No, dogs should not eat black licorice. In small amounts, the actual liquorice root extract in the candy might have health benefits (read below for more information), but it’s toxic in large doses. Furthermore, the other ingredients are almost always junk for dogs.

To understand why you sometimes get conflicting answers to this question, it’s important to understand that black licorice candy has very little in common with the natural liquorice root — about as much as a Snickers bar has in common with a cacao bean. You can tell them apart by the spelling: licorice with a C usually means the candy.

black licorice
Image: Wikimedia Commons

The liquorice plant has served medicinal purposes ever since the golden age of Ancient Egypt. When archaeologists entered Tutankhamen’s tomb, they found fossilized liquorice roots. King Tut and his subjects, along with the Greeks and Romans, might have used liquorice to treat everything from sore throats to ulcers.

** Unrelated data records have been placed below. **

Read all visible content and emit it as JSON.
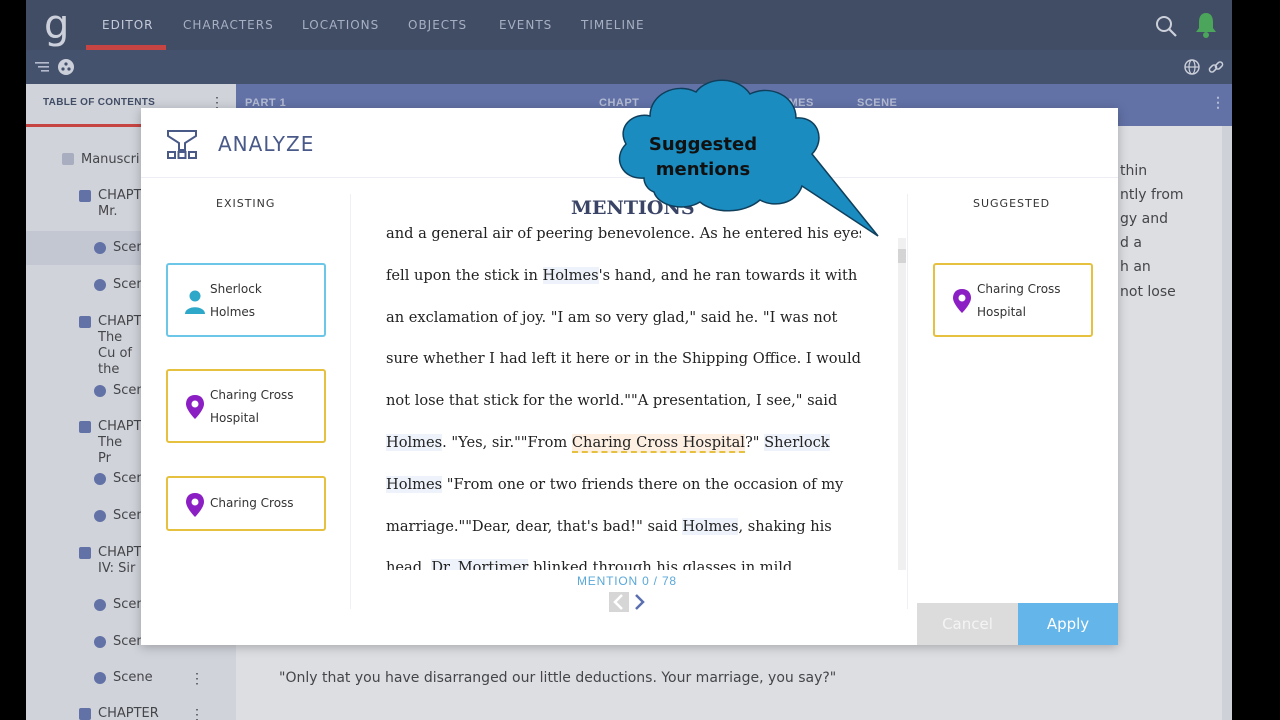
{
  "nav": {
    "items": [
      "EDITOR",
      "CHARACTERS",
      "LOCATIONS",
      "OBJECTS",
      "EVENTS",
      "TIMELINE"
    ],
    "active": "EDITOR",
    "accent": "#e0332b",
    "bell_color": "#3cb34a"
  },
  "sidebar": {
    "title": "TABLE OF CONTENTS",
    "items": [
      {
        "label": "Manuscri",
        "type": "root"
      },
      {
        "label": "CHAPT Mr.",
        "type": "chapter"
      },
      {
        "label": "Scen",
        "type": "scene"
      },
      {
        "label": "Scen",
        "type": "scene"
      },
      {
        "label": "CHAPT The Cu of the",
        "type": "chapter"
      },
      {
        "label": "Scen",
        "type": "scene"
      },
      {
        "label": "CHAPT The Pr",
        "type": "chapter"
      },
      {
        "label": "Scen",
        "type": "scene"
      },
      {
        "label": "Scen",
        "type": "scene"
      },
      {
        "label": "CHAPT IV: Sir",
        "type": "chapter"
      },
      {
        "label": "Scen",
        "type": "scene"
      },
      {
        "label": "Scen",
        "type": "scene"
      },
      {
        "label": "Scene",
        "type": "scene"
      },
      {
        "label": "CHAPTER",
        "type": "chapter"
      }
    ]
  },
  "breadcrumb": {
    "part": "PART 1",
    "chapter": "CHAPT",
    "chapter_title": "LOCK HOLMES",
    "scene": "SCENE"
  },
  "document": {
    "right_fragments": [
      "thin",
      "ntly from",
      "gy and",
      "d a",
      "h an",
      "not lose"
    ],
    "bottom_line_1": "\"Only that you have disarranged our little deductions. Your marriage, you say?\""
  },
  "modal": {
    "title": "ANALYZE",
    "existing_label": "EXISTING",
    "suggested_label": "SUGGESTED",
    "mentions_title": "MENTIONS",
    "existing_cards": [
      {
        "type": "character",
        "line1": "Sherlock",
        "line2": "Holmes"
      },
      {
        "type": "location",
        "line1": "Charing Cross",
        "line2": "Hospital"
      },
      {
        "type": "location",
        "line1": "Charing Cross",
        "line2": ""
      }
    ],
    "suggested_cards": [
      {
        "type": "location",
        "line1": "Charing Cross",
        "line2": "Hospital"
      }
    ],
    "text": {
      "l0": "and a general air of peering benevolence. As he entered his eyes",
      "l1a": "fell upon the stick in ",
      "l1b": "Holmes",
      "l1c": "'s hand, and he ran towards it with",
      "l2": "an exclamation of joy. \"I am so very glad,\" said he. \"I was not",
      "l3": "sure whether I had left it here or in the Shipping Office. I would",
      "l4": "not lose that stick for the world.\"\"A presentation, I see,\" said",
      "l5a": "Holmes",
      "l5b": ". \"Yes, sir.\"\"From ",
      "l5c": "Charing Cross Hospital",
      "l5d": "?\" ",
      "l5e": "Sherlock",
      "l6a": "Holmes",
      "l6b": " \"From one or two friends there on the occasion of my",
      "l7a": "marriage.\"\"Dear, dear, that's bad!\" said ",
      "l7b": "Holmes",
      "l7c": ", shaking his",
      "l8a": "head. ",
      "l8b": "Dr. Mortimer",
      "l8c": " blinked through his glasses in mild"
    },
    "mention_counter": "MENTION 0 / 78",
    "cancel_label": "Cancel",
    "apply_label": "Apply",
    "location_color": "#8b1fc3",
    "character_color": "#2ea8c9",
    "location_border": "#e6c13f",
    "character_border": "#6cc6e8"
  },
  "callout": {
    "line1": "Suggested",
    "line2": "mentions",
    "color": "#1a8cc0"
  }
}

More recently, liquorice extract has been used to flavor licorice candy. To cater to modern tastes, confectioners now bulk black licorice sweets with molasses, wheat flour, and high fructose corn syrup. Flavor often comes from the similarly tasting anise seed, meaning these “licorice” candies don’t actually contain any licorice at all.

Wheat gluten and corn starch will fill your dog up without giving them any useful nutrition. Meanwhile, corn syrup and sugar put them at risk for obesity, doggie diabetes, and bad teeth.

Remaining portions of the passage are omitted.